Novelas da vida, engulo o meu fel quieta.
Quero morrer de amor até que ele ainda exista, quero curar o ódio antes mesmo dele se camuflar! Quando bate o vento, parece a poeira se levantar,passando por uma serie de senas branco e preto. Corri na rua escura, comprei alguns cigarros apesar de odiar, naquele bar que sempre ia nos últimos dias, afinal o ódio só tomava conta. - Qual cor de isqueiro você prefere garota? - O vermelho me serve! -Combina com os seus cabelos – disse o velho, dono do pequeno bar. Afinal era a única cor que não me lembrava cinza era vermelho, e pra mim representava um coração inteiro, sem pedaços por hoje.

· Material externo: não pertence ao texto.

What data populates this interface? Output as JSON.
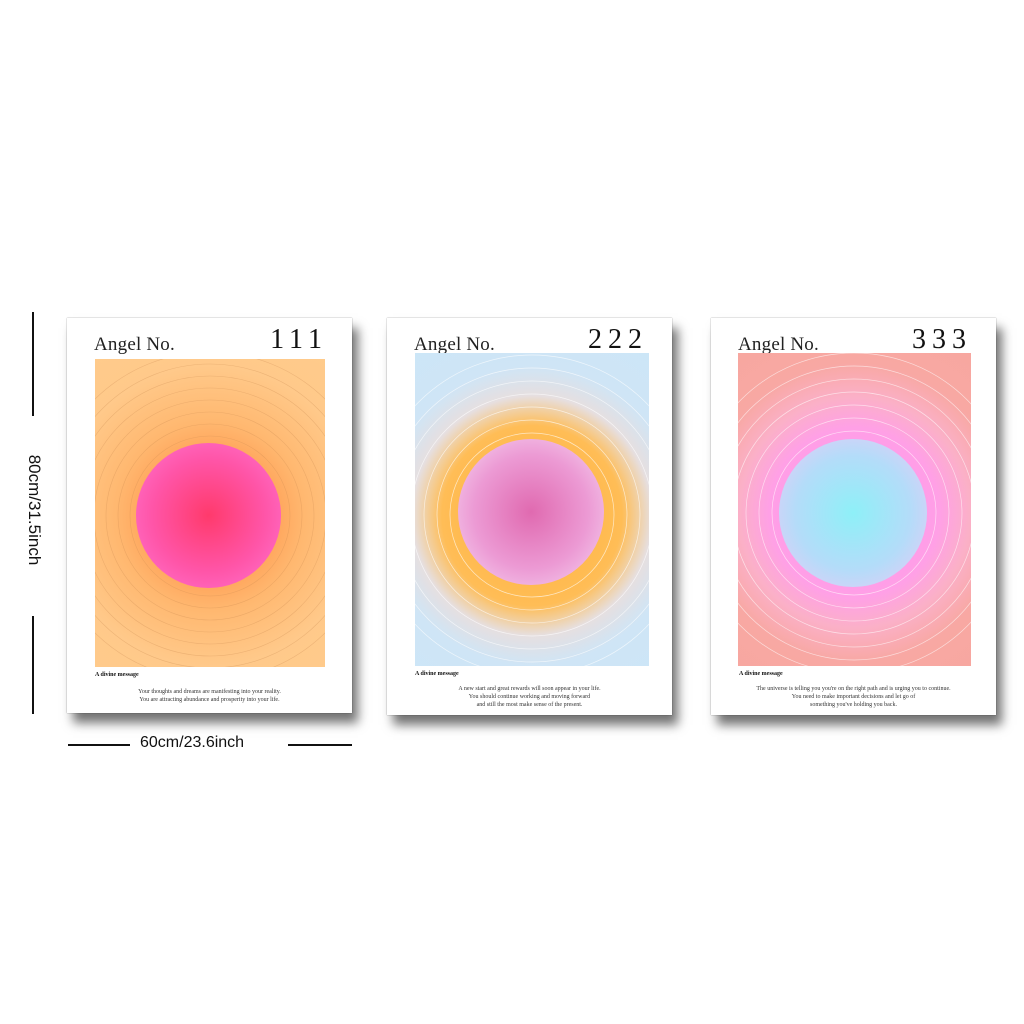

Sentei em uma mureta com alguns desenhos de rostos, acendi o cigarro, eu odiava o cheiro, uma lagrima rolou caiu em cima do isqueiro vermelho, enxuguei-a, foi só uma! As brasas queimavam, não podia ver a fumaça, sereno, acabei o cigarro continuei caminhando.
Sem perceber soltei um riso tristonho, sem inspiração alguma, voltei pra casa mãe e pai brigados, silencio deitei sobre minhas pelúcias, outra lagrima caiu, ouvia o barulho do relógio de ponteiro lentamente, e então já não me via mais acordada.